NIESS.-Mrs. Catharine L. Niess, died at her home, 117 Dock street, Harrisburg, Pa., May 27, 1921. She is survived by three sons: Edwin A., and John E. Niess, both of Washington, D.C., and B. Frank Niess, of Harrisburg, Pa.; on daughter, Mrs. Lewis (sic) J. Houseal, of Harrisburg; also by two sisters. Mrs. Niess was a charter member of the Nagle Street church of God. For many years she was deaconess of this church, and in this capacity she served with unusual efficiency. She lived an exemplary Christian life, and will be missed many days. Funeral services were held at the above address on June 1st, conducted by her pastor, assisted by the Rev. George R. Hoverter. Interment was made in the Harrisburg cemetery.

THE STORY:

In 1844 Catharine Leader Auxer Niess was born into a family of three older sisters. Maria Leader and Philip K. Auxer had lost a son four years before she was born. A sister and a brother were born after her.
The family was a religious one and it set the stage for Catharine’s life. When she was 15 years old, she appeared on the census as a domestic in the home of Christian Graybill in East Donegal Twp, Lancaster, County. The year was 1860.
Catharine (on left) and three of her sisters.

Four years later she married Ephraim Niess in Harrisburg. They were married for over 50 years when he died in November of 1915. They buried six young children and watched four grow and have families of their own. My great-grandfather, Edwin A. Niess, was the oldest of these. She chronicles her prayers for her children, and especially for her husband.

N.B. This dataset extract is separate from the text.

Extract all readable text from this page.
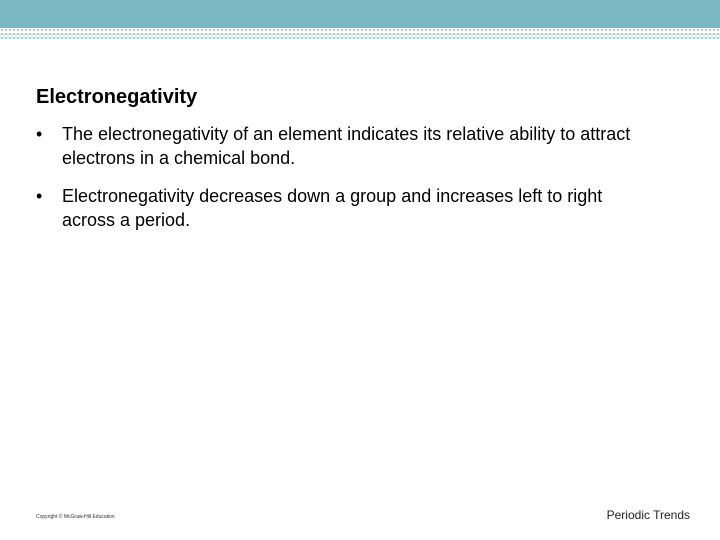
Electronegativity
• The electronegativity of an element indicates its relative ability to attract electrons in a chemical bond.
• Electronegativity decreases down a group and increases left to right across a period.
Copyright © McGraw-Hill Education	Periodic Trends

Philip Auxer's home in Harrisburg
Home of Philip K. Auxer, Catharine’s
father in Harrisburg as it is today

I am so fortunate that Catharine kept a journal, and the family kept Catharine’s journal! It covered four years of her life in the late 1880’s and chronicles the ups and downs in the family and neighborhood. Her life was basically not a happy one. Her husband, a Civil War Veteran, was a servant to liquor and Catharine was a servant to the Gospel. She was continually praying for him and referred to him only as “my husband” in her journal. Money was in short supply and she would go around and pay the creditors.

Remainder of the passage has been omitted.